As prostaglandins are an integral part of connective tissue metabolism, including both the catabolic and anabolic reactions that are part of the inflammatory process, it stands to reason that slowing or blocking this process impedes our connective tissue health.
Indeed, that’s what many studies have shown: NSAID use actually inhibits repair of musculoskeletal injuries.24, 25, 26, 27
There were no studies I found explicitly examining how NSAIDs affect non-injured or non-pathological connective tissue. The studies that have been done around NSAIDs’ role in trauma and pathology, however, should give us pause as to how and when we’re doing anything to dampen the inflammatory process.

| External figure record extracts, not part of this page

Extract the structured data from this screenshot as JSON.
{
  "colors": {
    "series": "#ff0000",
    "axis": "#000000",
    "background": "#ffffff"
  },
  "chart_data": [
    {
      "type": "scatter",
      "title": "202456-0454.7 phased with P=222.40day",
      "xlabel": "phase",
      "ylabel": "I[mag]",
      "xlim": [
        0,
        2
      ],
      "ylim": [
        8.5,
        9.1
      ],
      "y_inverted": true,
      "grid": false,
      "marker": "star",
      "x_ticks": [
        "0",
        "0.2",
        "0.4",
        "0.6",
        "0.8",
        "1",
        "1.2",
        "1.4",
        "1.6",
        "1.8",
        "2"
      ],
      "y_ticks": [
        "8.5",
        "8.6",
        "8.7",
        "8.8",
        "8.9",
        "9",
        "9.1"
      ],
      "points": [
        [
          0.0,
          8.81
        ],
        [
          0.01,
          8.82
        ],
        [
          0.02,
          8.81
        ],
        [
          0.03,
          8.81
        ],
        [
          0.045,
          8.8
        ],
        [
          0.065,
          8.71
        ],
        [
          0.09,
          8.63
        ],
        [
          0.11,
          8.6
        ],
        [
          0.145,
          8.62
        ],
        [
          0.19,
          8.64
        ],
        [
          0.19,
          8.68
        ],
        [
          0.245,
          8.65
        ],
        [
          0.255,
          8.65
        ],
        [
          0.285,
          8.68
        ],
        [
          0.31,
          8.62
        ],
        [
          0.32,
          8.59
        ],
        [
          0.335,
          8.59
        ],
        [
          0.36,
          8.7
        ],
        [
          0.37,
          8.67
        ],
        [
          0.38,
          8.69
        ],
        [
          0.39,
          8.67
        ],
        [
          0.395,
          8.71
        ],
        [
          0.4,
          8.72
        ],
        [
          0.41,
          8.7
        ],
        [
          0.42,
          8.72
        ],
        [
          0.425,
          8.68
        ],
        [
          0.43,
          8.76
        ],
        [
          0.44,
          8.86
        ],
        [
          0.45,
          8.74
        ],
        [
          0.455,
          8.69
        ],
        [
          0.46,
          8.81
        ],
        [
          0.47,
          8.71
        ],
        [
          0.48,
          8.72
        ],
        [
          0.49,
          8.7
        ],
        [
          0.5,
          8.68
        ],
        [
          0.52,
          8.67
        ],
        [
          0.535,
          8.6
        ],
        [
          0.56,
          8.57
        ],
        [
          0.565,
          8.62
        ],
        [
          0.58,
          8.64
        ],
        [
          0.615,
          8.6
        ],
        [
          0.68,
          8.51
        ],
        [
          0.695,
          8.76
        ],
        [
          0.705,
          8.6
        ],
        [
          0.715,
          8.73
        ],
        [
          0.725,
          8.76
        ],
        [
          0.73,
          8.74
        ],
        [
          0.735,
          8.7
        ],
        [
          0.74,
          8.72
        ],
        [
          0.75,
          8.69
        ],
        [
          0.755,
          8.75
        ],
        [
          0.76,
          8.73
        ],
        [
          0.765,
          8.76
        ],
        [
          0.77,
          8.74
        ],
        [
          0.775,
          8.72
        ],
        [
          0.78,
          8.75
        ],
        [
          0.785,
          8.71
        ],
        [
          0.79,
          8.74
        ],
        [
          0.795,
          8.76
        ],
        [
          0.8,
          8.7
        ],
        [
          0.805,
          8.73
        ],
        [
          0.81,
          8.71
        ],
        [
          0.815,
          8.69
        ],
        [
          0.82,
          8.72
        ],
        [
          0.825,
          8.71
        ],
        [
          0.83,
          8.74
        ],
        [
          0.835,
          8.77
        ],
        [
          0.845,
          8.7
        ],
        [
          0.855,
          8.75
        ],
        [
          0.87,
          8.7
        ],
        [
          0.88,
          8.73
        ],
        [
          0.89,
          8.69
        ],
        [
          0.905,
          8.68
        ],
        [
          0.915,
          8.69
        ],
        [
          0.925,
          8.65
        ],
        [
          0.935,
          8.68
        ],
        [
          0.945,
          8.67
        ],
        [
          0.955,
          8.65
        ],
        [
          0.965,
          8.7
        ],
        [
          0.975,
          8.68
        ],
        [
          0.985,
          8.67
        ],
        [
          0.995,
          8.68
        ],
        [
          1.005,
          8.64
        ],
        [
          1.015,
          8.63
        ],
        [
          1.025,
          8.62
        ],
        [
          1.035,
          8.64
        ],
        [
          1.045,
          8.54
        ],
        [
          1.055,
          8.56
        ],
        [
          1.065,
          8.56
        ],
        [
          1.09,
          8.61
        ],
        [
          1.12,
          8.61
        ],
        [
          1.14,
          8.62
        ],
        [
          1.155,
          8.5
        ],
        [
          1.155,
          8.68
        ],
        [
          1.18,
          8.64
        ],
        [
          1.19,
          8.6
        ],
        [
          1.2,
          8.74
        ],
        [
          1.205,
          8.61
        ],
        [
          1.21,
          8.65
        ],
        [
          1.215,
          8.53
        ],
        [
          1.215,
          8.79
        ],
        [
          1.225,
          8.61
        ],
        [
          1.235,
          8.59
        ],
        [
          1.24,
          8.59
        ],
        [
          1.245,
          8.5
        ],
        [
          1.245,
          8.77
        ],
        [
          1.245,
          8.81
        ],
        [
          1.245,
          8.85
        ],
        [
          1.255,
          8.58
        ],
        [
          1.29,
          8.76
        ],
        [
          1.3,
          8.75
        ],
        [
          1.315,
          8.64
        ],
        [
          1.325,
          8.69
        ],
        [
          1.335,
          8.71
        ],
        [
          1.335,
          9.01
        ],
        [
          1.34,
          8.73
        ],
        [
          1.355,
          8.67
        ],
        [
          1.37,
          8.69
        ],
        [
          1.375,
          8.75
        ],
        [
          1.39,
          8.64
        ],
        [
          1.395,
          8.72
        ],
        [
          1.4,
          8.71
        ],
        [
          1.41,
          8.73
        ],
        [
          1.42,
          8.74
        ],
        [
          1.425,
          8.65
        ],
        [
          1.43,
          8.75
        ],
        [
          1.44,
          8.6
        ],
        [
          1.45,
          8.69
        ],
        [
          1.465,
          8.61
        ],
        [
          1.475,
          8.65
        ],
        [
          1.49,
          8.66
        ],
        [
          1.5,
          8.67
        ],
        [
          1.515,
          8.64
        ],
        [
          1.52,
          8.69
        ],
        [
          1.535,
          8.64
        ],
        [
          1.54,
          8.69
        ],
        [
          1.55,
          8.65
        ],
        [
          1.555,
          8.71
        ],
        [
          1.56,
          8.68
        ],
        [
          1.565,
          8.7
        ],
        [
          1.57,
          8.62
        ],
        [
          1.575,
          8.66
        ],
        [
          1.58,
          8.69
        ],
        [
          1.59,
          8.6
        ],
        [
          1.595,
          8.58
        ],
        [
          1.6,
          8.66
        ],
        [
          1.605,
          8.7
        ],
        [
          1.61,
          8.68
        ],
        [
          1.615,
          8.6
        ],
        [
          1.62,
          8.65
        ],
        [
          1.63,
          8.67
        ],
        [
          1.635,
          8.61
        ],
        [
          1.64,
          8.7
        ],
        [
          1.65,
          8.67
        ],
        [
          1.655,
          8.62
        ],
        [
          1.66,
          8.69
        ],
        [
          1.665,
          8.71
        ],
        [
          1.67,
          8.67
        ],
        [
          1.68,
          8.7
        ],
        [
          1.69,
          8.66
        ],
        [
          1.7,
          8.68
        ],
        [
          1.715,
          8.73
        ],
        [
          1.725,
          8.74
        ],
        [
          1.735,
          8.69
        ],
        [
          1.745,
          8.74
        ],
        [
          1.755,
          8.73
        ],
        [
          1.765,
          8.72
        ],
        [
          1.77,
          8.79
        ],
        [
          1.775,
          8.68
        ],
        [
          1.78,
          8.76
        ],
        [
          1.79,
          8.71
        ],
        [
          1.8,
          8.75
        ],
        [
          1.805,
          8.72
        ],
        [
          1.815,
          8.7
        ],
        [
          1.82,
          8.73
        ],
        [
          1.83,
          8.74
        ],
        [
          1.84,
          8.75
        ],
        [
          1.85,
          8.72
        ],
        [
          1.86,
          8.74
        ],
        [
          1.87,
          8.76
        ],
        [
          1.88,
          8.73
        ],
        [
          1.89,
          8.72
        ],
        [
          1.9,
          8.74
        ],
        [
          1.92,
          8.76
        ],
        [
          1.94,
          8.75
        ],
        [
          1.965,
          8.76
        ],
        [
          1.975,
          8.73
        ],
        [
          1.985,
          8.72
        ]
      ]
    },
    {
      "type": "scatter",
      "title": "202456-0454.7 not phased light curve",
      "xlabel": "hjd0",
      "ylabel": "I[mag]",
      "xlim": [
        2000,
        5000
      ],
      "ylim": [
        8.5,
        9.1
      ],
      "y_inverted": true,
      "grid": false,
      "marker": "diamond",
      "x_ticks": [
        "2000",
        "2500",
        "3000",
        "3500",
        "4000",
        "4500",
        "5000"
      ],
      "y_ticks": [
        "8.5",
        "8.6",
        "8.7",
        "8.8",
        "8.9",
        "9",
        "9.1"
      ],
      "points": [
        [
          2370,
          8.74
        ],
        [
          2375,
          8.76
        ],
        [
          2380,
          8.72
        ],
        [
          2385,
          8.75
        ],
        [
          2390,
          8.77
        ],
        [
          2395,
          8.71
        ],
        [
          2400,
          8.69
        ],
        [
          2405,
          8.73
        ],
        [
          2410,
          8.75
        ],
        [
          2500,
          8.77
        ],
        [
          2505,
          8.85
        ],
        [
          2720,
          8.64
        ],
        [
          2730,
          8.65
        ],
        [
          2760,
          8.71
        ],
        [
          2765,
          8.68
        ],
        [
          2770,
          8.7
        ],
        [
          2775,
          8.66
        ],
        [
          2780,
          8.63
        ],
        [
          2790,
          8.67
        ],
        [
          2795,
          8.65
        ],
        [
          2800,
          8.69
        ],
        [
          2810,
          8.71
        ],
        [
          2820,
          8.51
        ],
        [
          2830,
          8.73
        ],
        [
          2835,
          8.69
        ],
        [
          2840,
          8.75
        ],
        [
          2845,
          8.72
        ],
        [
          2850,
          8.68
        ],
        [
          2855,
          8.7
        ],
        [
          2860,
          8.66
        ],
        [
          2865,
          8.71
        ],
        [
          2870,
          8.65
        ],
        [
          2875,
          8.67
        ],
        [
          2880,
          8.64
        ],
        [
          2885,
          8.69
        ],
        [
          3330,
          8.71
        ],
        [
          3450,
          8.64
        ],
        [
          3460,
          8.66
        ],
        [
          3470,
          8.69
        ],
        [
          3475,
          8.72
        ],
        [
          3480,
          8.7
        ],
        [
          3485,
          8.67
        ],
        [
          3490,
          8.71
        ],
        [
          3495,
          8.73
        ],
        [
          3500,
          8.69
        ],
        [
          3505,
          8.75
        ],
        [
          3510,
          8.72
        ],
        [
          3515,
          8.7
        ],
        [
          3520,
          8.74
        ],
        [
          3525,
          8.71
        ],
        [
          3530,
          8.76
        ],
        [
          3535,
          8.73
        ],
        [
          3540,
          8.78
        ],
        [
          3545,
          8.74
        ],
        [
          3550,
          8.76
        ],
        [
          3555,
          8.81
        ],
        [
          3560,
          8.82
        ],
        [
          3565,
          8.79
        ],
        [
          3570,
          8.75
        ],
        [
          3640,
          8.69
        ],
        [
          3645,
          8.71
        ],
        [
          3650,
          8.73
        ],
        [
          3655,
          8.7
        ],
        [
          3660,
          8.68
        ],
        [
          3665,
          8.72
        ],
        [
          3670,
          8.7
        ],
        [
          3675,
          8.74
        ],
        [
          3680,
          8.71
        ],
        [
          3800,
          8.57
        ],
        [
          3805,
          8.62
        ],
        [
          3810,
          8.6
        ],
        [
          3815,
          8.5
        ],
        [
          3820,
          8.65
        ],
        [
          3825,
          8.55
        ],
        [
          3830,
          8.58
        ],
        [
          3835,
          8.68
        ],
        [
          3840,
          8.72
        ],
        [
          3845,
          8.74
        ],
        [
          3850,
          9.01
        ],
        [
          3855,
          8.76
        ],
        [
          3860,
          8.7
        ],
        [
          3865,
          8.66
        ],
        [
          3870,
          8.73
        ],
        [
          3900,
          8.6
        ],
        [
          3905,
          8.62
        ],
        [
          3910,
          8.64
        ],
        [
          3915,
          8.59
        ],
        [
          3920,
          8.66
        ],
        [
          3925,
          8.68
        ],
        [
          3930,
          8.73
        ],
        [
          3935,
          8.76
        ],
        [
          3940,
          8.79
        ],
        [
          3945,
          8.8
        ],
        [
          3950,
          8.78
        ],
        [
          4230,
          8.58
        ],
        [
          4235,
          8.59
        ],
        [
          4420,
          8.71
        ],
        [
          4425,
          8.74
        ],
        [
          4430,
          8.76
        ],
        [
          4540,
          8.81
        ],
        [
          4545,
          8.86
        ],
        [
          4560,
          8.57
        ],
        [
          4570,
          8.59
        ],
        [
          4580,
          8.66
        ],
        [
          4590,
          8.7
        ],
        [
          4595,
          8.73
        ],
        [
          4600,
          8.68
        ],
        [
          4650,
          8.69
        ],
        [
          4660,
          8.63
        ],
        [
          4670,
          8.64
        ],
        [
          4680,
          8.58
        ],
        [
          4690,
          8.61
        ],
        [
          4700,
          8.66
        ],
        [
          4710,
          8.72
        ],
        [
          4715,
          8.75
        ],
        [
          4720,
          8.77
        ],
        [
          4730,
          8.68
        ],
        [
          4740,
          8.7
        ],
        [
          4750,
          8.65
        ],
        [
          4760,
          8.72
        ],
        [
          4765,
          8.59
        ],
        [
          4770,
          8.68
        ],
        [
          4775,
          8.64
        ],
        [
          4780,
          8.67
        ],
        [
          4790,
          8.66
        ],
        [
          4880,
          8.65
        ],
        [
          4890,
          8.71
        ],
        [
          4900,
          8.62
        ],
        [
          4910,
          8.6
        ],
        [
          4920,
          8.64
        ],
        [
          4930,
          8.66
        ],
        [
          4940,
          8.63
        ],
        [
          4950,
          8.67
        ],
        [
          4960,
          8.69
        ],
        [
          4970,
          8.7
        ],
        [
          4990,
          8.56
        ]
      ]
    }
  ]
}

As a final side note, for this author, the following imagery makes intuitive sense: to dry up a hot, wet world (especially during the acute and sub-acute phases of an injury) is to remove something valuable to the process of healing, the stage of decomposition (which outside our bodies, in nature, needs heat and moisture). In artificially making the tissue environment to our liking through anti-inflammatory use, and much more manageable (i.e., we can still move, and do what we want to do), we mirror a culture largely averse to decomposition and death in general. Given our natural desire to avoid pain, it also makes sense that we have developed an aversion to inflammation and a ready reach for NSAIDs. But it seems we are suffering because of it; with NSAID use our tissues are less hydrated, less able to efficiently flush out wastes, and less able to heal fully, and research is showing it.